Poeta tedesco. Compagno di studi di Hegel e Schelling e allievo, a Jena, di
Fichte e di Schiller, rinunciò all'ufficio di pastore entrando a servizio
come precettore del banchiere Gontard di Francoforte. L'amore ricambiato per la
moglie di questi, Suzette, ispirò al poeta numerose liriche, nelle quali
la donna fu cantata con il nome di Diotima; ma esso non mancò di
provocare contrasti con Gontard che, nel 1798, lo costrinse ad abbandonare la
propria casa. Negli anni successivi, precettore a San Gallo e poi a Bordeaux,
costantemente assillato da necessità economiche, impossibilitato a
pubblicare le proprie opere,
H. cominciò a manifestare segni di un
profondo turbamento psichico che, aggravatosi alla notizia della morte della
donna amata, lo costrinse al ricovero a Tubinga come infermo mentale. Affidato
nel 1807 alle cure di un falegname nella stessa Tubinga, vi rimase fino alla
morte, scrivendo versi in stile ormai desueto e antiquato, in uno stato di calma
ma definitiva demenza. La prima opera di
H. fu un romanzo epistolare,
Iperione o l'eremita in Grecia (prima stesura 1793; redazione definitiva
1797-1799): aspirazione alla libertà, amore, profetismo, desiderio di
redenzione si intrecciano nella narrazione, intessuta in una sapiente prosa
ritmata. La stessa vocazione al ruolo di educatore del popolo, l'identico
anelito a sacrificarsi per il bene dell'umanità tornano nella tragedia in
versi, incompiuta,
La morte di Empedocle (1797-1799).

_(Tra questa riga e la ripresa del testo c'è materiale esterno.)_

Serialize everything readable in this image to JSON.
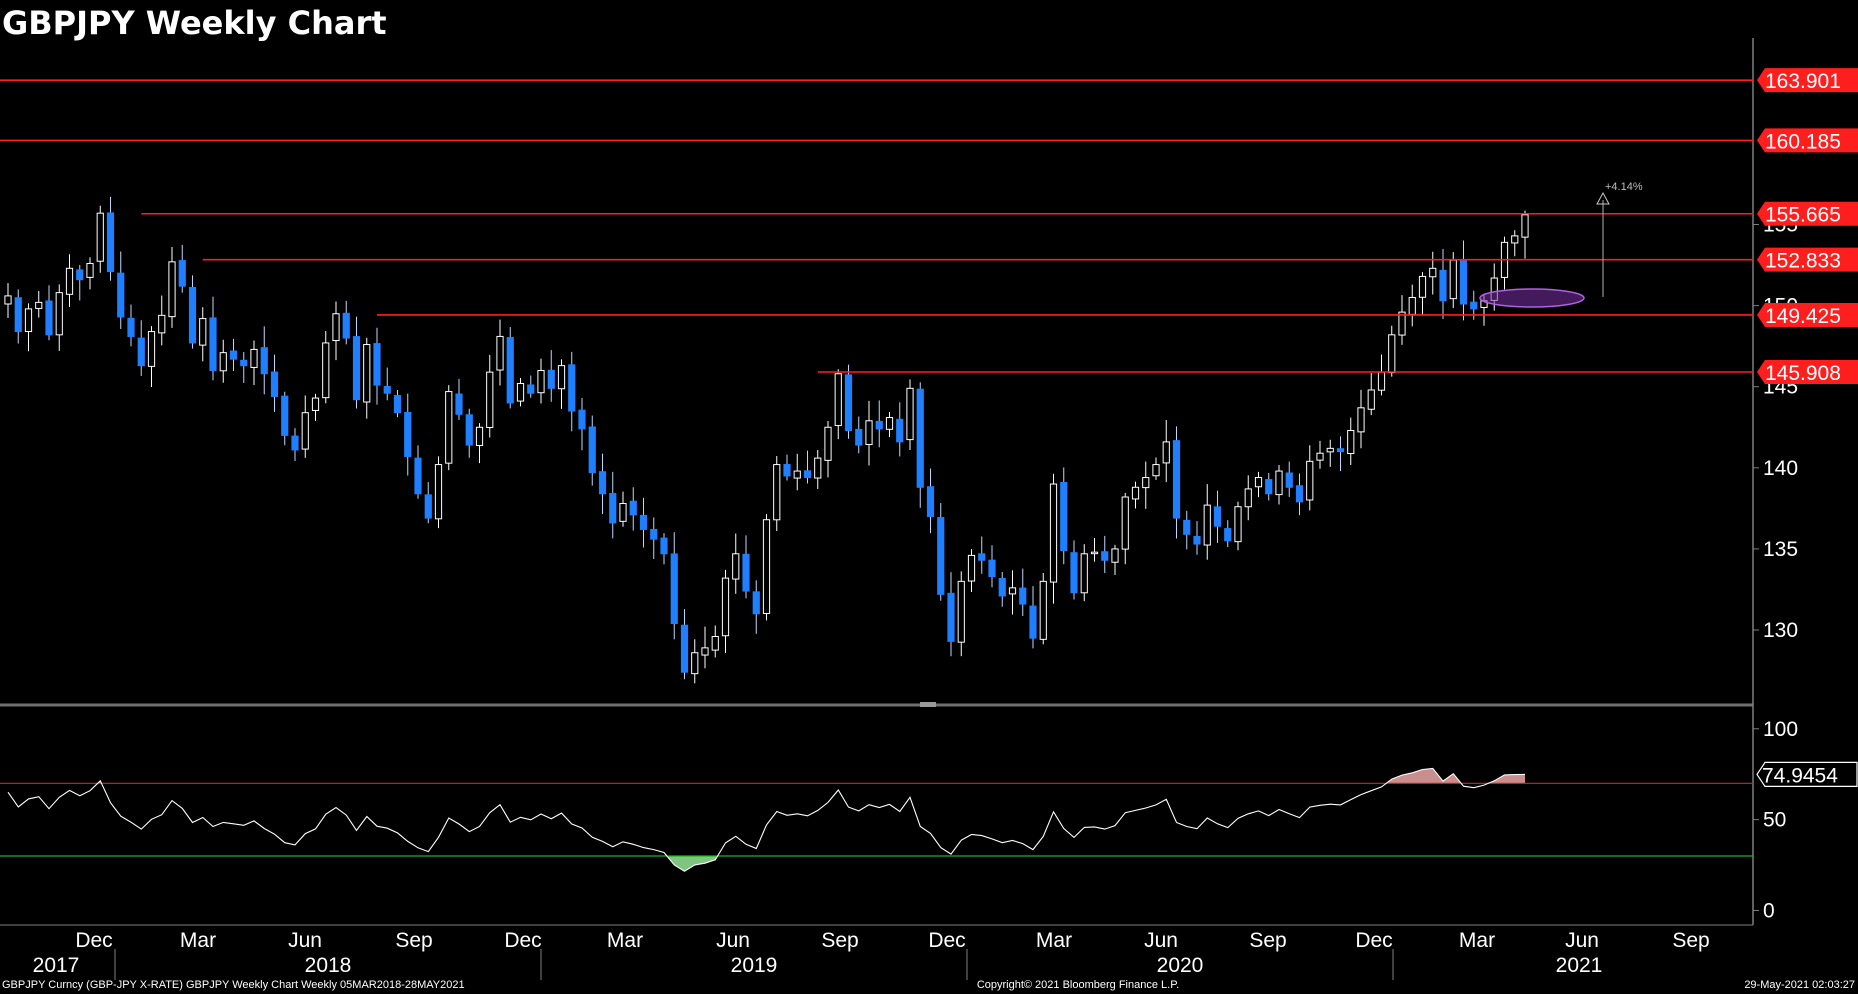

Tuttavia, la
grandezza di
H. si manifesta soprattutto nei versi, di iniziale
imitazione schilleriana ma presto autonomi da qualsiasi influenza ed espressi in
un linguaggio originale ed estremamente personale. Fra i più celebri
componimenti, scritti fra il 1800 e il 1802, sono
Tramonta, bel sole;
Fantasia serale; Ricordo; gli inni
Come in un giorno di festa, L'unico,
Il Reno e
La migrazione. Gli ultimi versi, in molti casi solo
frammenti di composizioni più ampie, risultano sempre più
enigmatici e visionari, al limite dell'incomprensione. La lirica
hölderliniana, nettamente isolata nel panorama settecentesco e
ottocentesco, ha trovato una giusta collocazione e un'attenta rivalutazione solo
nel XX sec. Nelle opere di
H. è presente costantemente un
sentimento di profonda angoscia dettato dall'impossibilità di una
conciliazione, pure ardentemente desiderata, fra natura e spirito, fra
sentimento e coscienza. Tormentato da un senso tragico e arcano del fato, della
fortuna, della divinità,
H. trasfonde nelle sue poesie la
bruciante esperienza libertaria della Rivoluzione, la tensione a un ideale di
perfezione adombrato nel mito estetico dell'antica Grecia, un'intuizione
panteistica dell'universo, l'anelito al divino, la lucida e lacerante coscienza
del divenire (Lauffen, Neckar 1770 - Tubinga 1843).